Grüße aus d. Lbg. Heide
Ralf
Hallo Ralf,
bist Du inzwischen fündig geworden?
Warum nimmst Du eigentlich nicht das Mikrofon, dazu einen Megaphone-Effekt und singst das Düd solo selber? Den Effekt gibt es z.B. bei „V Distortion-Crunch“ als Speaker Type, Device Fuzz und dazu etwas Overdrive und die anderen Parameter nach Geschmack. Leider habe ich kein Mikrofon und kann dazu überhaupt keine Erfahrungen weitergeben.
Ich möchte nicht viel Worte verlieren und stelle mich mit einer männlichen Voice für Gottlieb und einer weiblichen für ZAZ („Je Veux“) der Kritik. Die männliche basiert auf CleanAltoSax mit ähnlichem Effekt wie oben. Die weibliche ist eine Doppelvoice (Right1 + 2) aus Trumpet vom versteckten XG-Preset und Flugelhorn, beide mit Talking Modulation Effekt (Vocal i). Ich spendiere sie zur deutlichen Demonstration der Joy-Stick-Anwendung, denn der Reiz besteht bei beiden in gleichzeitigem, lebhaftem Pitch-Bend und Modulation. Das ist halt eine Herausforderung an die linke Hand.

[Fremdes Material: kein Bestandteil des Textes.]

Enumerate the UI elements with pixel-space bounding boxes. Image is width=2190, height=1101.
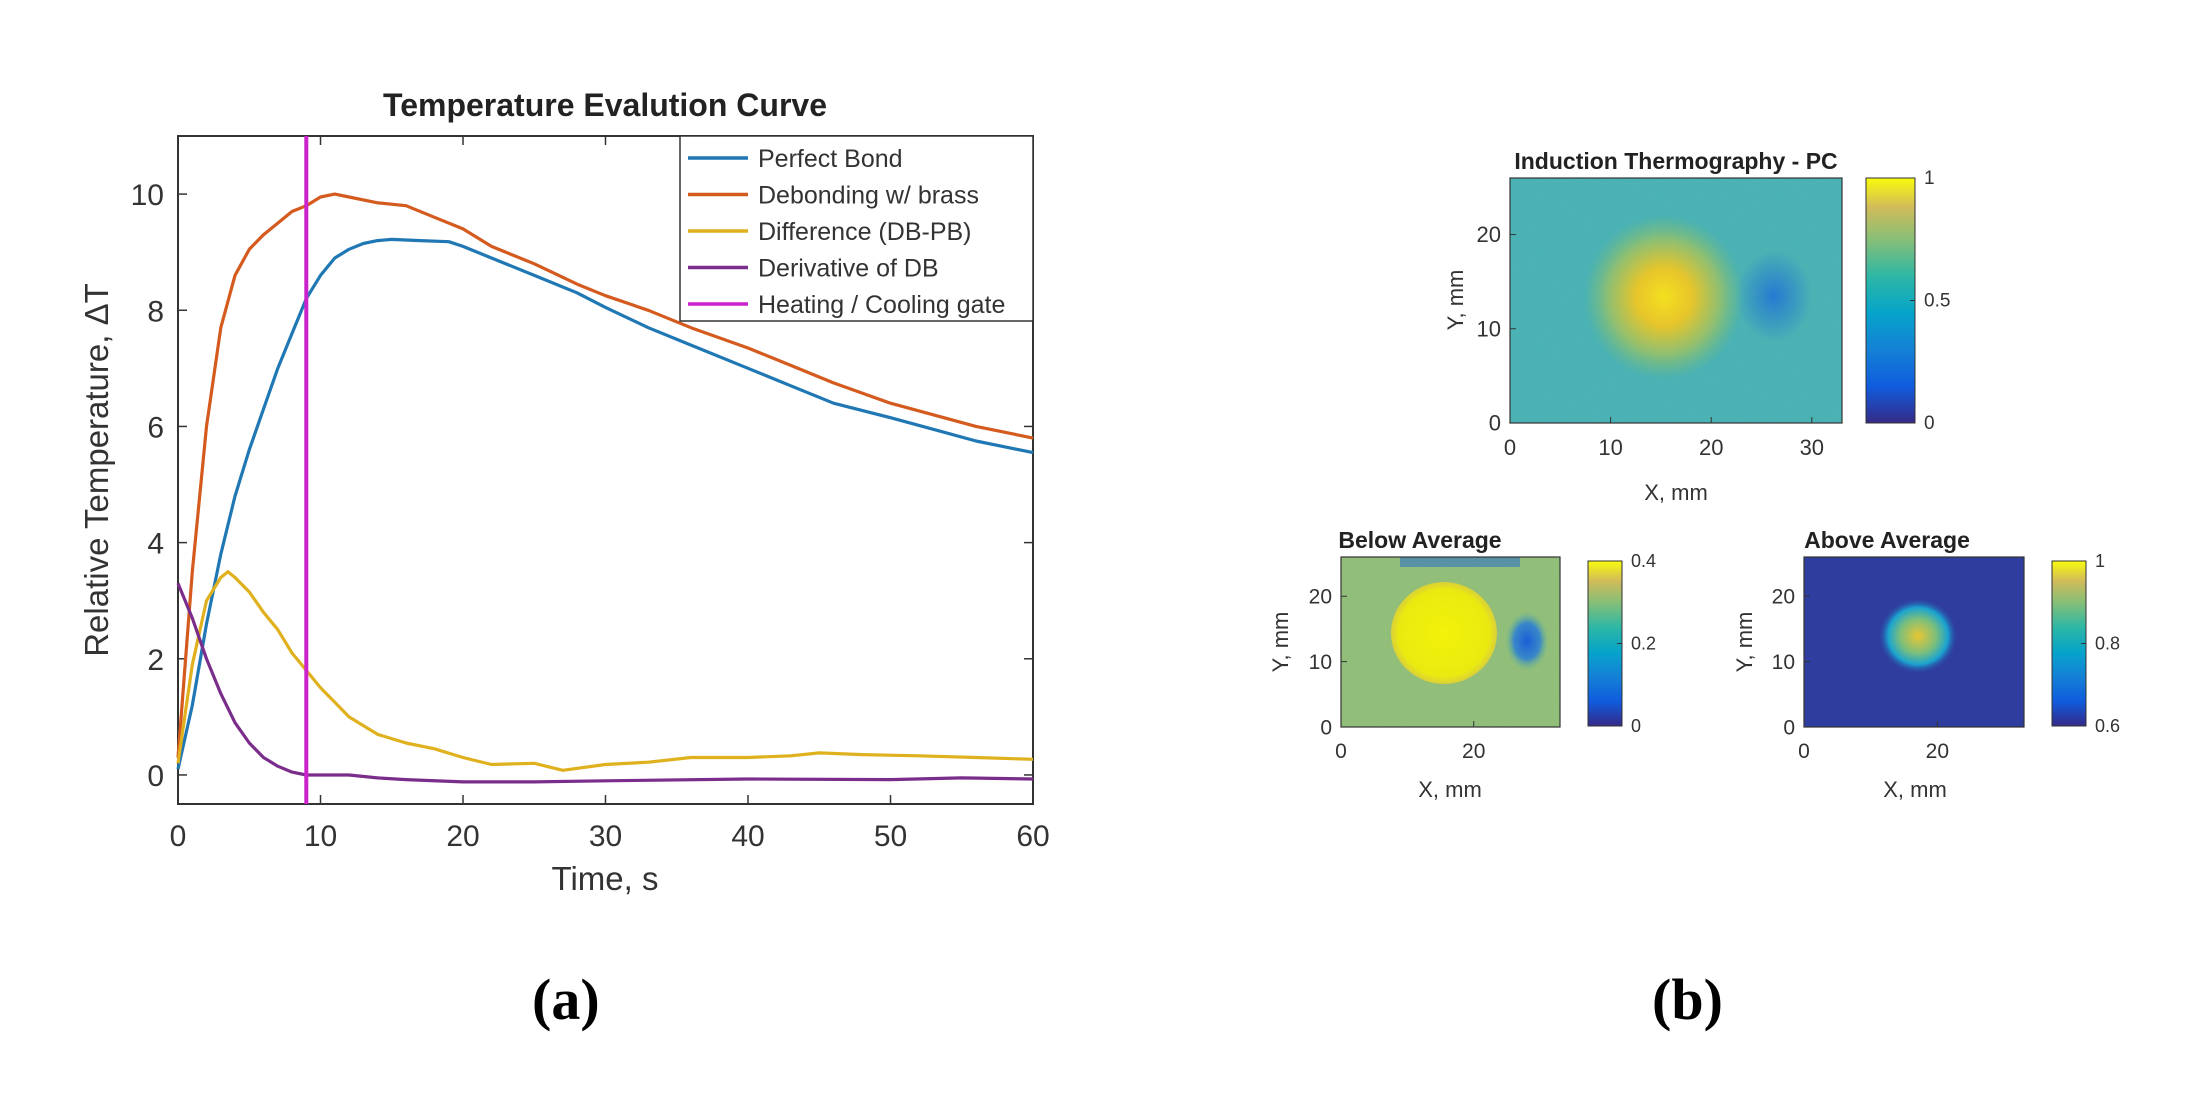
y-tick-label: 20 [1309, 586, 1332, 609]
heatmap-frame [1509, 177, 1843, 424]
y-axis-label: Y, mm [1732, 612, 1757, 673]
x-tick-label: 20 [1462, 740, 1485, 763]
x-axis-label: X, mm [1883, 777, 1947, 802]
x-axis-label: X, mm [1418, 777, 1482, 802]
colorbar-tick-label: 0 [1631, 716, 1641, 736]
x-tick-label: 10 [1598, 435, 1622, 460]
y-tick-label: 2 [147, 644, 164, 677]
colorbar-tick-label: 0.5 [1924, 291, 1950, 312]
x-axis-label: X, mm [1644, 480, 1708, 505]
colorbar-tick-label: 1 [1924, 168, 1935, 189]
x-tick-label: 0 [1504, 435, 1516, 460]
legend-label: Debonding w/ brass [758, 182, 979, 210]
legend-box [679, 135, 1034, 322]
y-axis-label: Y, mm [1268, 612, 1293, 673]
y-tick-label: 10 [1477, 316, 1501, 341]
x-tick-label: 0 [1335, 740, 1347, 763]
series-line-debonding-w-brass [176, 192, 1034, 758]
x-tick-label: 60 [1016, 820, 1049, 853]
y-tick-label: 10 [131, 179, 164, 212]
heatmap-title: Above Average [1804, 527, 1970, 553]
panel-label-a: (a) [532, 967, 600, 1032]
legend-label: Heating / Cooling gate [758, 291, 1005, 319]
series-line-perfect-bond [176, 237, 1034, 770]
colorbar [2051, 560, 2087, 727]
temperature-line-chart: Temperature Evalution Curve 0 10 20 30 40 50 6… [78, 87, 1050, 897]
y-axis-label: Relative Temperature, ΔT [78, 283, 115, 657]
colorbar-tick-label: 0.8 [2095, 634, 2120, 654]
x-tick-label: 50 [874, 820, 907, 853]
legend-label: Perfect Bond [758, 145, 903, 173]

Beide klingen nur um C4 herum einigermaßen.
Die männliche ist durch den Effekt relativ leise und man muss die Anschlagsdynamik sanft dosieren. Wenn es bei bestimmten Tönen zu arg quakt, nur kurz anschlagen.
Im Anhang also die 3 Voices und je ein Klangbeispiel als Zip-Datei, im Ordner Kazoo. Über USB-Stick im SX900 direkt aufrufbar. Voices über Voice-Auswahl-> User-> USBnr-> Kazoo, Audio analog über Audio-Auswahl oder schon am PC. Klang differiert je nach Kopfhörer / Lautsprecher.
Hier noch ein besonderer Dank an Klaus für den entscheidenden Tipp.
Viele Grüße
Wilfried
Hallo Wilfried,
vielen Dank für Deine tatkräftige Unterstützung. Tatsächlich bin ich mit meinen Versuchen bislang auf der Zufriendenheitsskala erst bei 85% angelangt.
Die Idee mit dem selber singen finde ich klasse, werde ich natürlich testen. Ansonsten probiere ich am Wochenende Deine Voices aus .
Besten Dank nochmal für Deine Hilfe.